Approach & Implmentation
We consider the method of style transfer, which will adopt destination’s appearance to source’s images. The existing approach to do is Generative Adversarial Network(GAN). In GAN, we train 2 models simultaneously, one is generator, which will generate destination’s image from source input(the “fake” destination image), and another is discriminator, which will classify the images as either the real destination image or the generated “fake” image. There are several notable variants in GAN, including DCGan, pix2pix, CycleGan, etc.
Attempt - Pix2Pix
Pix2Pix uses conditional GAN as the solution to image-to-image translation problem, which needs paired (dst,src) as training input. Below are two examples that this model can effetively complete.
However, this method requires "pixel to pixel" mapping, so it can work well if the font style is not significantly different but is unusable in handwriting style font, where the pixel has no direct relation to.
Dataset
Dataset is generated from existing font file (.ttf
).
Implemented models
We implemented the following models using pytorch. We also unified the generator and discriminator's interface, so different generator and discriminators can be hot-plugged to the code.
1. CycleGAN and DiscoGAN
First we implemented a baseline Cycle Gan model. Cycle Gan is an unpaired image-to-image translation method proposed by Zhu[2] etc. It contains 2 Generators, one generated the font from source font image to destination font image(the "fake" destination font), and another generated from destination to source(the "fake" source font), and 2 Discriminators classifying the destination font and the source font. In cycleGan, it will use the "fake" destination font to generate a "fake fake" source font, and using this font and the original source font(the "real" source) to calculate L1 loss as the forward cycle-consistency loss, since we would hope the fake fake source is close to the real source font. Similarly, there is a backward cycle-consistency loss calculating between the fake fake destination(genereated by fake source font) and the real destination.
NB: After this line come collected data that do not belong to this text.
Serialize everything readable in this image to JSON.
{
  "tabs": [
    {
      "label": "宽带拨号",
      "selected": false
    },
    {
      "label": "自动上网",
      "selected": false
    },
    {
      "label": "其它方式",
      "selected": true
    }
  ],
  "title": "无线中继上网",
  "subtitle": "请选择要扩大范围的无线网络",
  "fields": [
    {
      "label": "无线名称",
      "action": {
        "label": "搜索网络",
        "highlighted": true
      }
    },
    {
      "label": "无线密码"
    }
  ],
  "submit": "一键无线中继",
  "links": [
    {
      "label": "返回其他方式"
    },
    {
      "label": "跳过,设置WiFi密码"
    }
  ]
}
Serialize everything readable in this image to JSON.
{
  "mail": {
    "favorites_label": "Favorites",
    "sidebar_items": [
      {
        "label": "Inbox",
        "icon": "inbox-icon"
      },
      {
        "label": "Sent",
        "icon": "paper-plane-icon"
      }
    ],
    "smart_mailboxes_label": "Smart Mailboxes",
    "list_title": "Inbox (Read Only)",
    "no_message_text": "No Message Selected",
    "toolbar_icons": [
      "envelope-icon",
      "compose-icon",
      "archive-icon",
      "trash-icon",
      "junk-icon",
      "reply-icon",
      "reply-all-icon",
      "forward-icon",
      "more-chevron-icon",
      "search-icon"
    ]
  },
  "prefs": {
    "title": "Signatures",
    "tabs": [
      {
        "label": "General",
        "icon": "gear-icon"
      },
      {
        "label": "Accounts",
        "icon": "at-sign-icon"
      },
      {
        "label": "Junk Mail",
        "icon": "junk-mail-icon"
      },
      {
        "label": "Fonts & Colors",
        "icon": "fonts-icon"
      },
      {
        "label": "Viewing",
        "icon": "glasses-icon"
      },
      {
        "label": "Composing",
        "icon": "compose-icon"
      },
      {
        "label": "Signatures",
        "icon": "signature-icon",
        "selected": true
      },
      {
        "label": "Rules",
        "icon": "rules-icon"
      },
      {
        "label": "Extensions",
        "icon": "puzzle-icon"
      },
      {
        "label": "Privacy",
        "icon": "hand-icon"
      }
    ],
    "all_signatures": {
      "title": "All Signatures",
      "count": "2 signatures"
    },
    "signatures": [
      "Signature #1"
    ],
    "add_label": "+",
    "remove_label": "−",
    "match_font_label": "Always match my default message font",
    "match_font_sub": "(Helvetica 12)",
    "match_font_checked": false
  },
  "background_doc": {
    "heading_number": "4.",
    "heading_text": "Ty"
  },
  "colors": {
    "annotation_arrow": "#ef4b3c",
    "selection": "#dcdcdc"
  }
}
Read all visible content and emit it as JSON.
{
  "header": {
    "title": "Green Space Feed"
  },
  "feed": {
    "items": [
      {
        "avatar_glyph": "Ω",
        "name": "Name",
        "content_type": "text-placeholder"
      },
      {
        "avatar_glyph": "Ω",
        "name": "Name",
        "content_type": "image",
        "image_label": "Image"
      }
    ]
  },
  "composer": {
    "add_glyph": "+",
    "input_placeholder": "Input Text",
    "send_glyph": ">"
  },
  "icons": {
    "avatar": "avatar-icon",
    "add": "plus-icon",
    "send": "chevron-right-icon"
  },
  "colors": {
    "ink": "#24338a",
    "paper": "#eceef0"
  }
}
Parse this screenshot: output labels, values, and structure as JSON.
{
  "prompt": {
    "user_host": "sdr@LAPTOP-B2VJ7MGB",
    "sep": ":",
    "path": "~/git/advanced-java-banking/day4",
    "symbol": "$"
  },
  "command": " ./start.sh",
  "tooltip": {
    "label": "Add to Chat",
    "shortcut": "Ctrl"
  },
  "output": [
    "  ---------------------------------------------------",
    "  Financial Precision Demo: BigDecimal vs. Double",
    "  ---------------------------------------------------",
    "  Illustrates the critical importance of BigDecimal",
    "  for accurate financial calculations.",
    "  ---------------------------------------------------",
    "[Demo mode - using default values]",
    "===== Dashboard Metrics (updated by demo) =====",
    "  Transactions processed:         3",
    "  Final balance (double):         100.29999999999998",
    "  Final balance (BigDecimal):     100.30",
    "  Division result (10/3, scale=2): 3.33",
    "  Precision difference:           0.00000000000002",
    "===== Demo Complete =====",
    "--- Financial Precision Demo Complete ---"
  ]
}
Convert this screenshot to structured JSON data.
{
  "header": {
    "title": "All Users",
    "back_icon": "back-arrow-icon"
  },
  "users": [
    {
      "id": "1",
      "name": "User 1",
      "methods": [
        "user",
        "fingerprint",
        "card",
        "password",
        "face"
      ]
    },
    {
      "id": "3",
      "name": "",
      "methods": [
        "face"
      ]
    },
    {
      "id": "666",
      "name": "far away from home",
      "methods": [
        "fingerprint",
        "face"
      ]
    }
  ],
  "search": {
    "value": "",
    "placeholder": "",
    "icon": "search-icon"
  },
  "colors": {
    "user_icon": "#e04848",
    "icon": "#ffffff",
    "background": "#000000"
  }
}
There’s another similar GAN, the discoGAN, using the same idea, but with different model structure as the below image showed, and it utilized the mean square error loss to replace the L1 loss.
2. DualGAN
We then attemped to plug-in DualGAN's generator and discriminator. DualGAN is a model purposed by Yi[1] etc. For the generator part, it adopts the U-shape net structure. This helps the model to share low-level information and keep the alignment of the image structures.
For the discriminator part, it employs the Markovian PatchGAN model. It keeps the independence between pixels distanced beyond a specific patch size and it is effective in capturing ocal high frequency.
All above characteristics of DualGAN contributes to a more stable output structure. However, too much constraints may also lead to the underfitting problem.
3. Our methods
Now we will describe our modification. We decide to modify based on CycleGAN since it performed the best based on our previous experiments. Some notable modifications include changing the loss function to MSE as in DiscoGAN since it is more sensitive to shape changes (again based on our previous experiments). We also noticed that it is easy to generate paired data in our use case so we introduced a "true loss" to the loss function, which is the mse compared to the ground truth. Additionally, we also add some preprocessing including random flips and converting images to grayscale.
References
- Yi, Zili & Zhang, Hao & Tan, Ping & Gong, Minglun. (2017). DualGAN: Unsupervised Dual Learning for Image-to-Image Translation. 2868-2876. 10.1109/ICCV.2017.310.
- Zhu, J.-Y., Park, T., Isola, P., & Efros, A. A. (2017). Unpaired image-to-image translation using cycle-consistent adversarial networks. 2017 IEEE International Conference on Computer Vision (ICCV).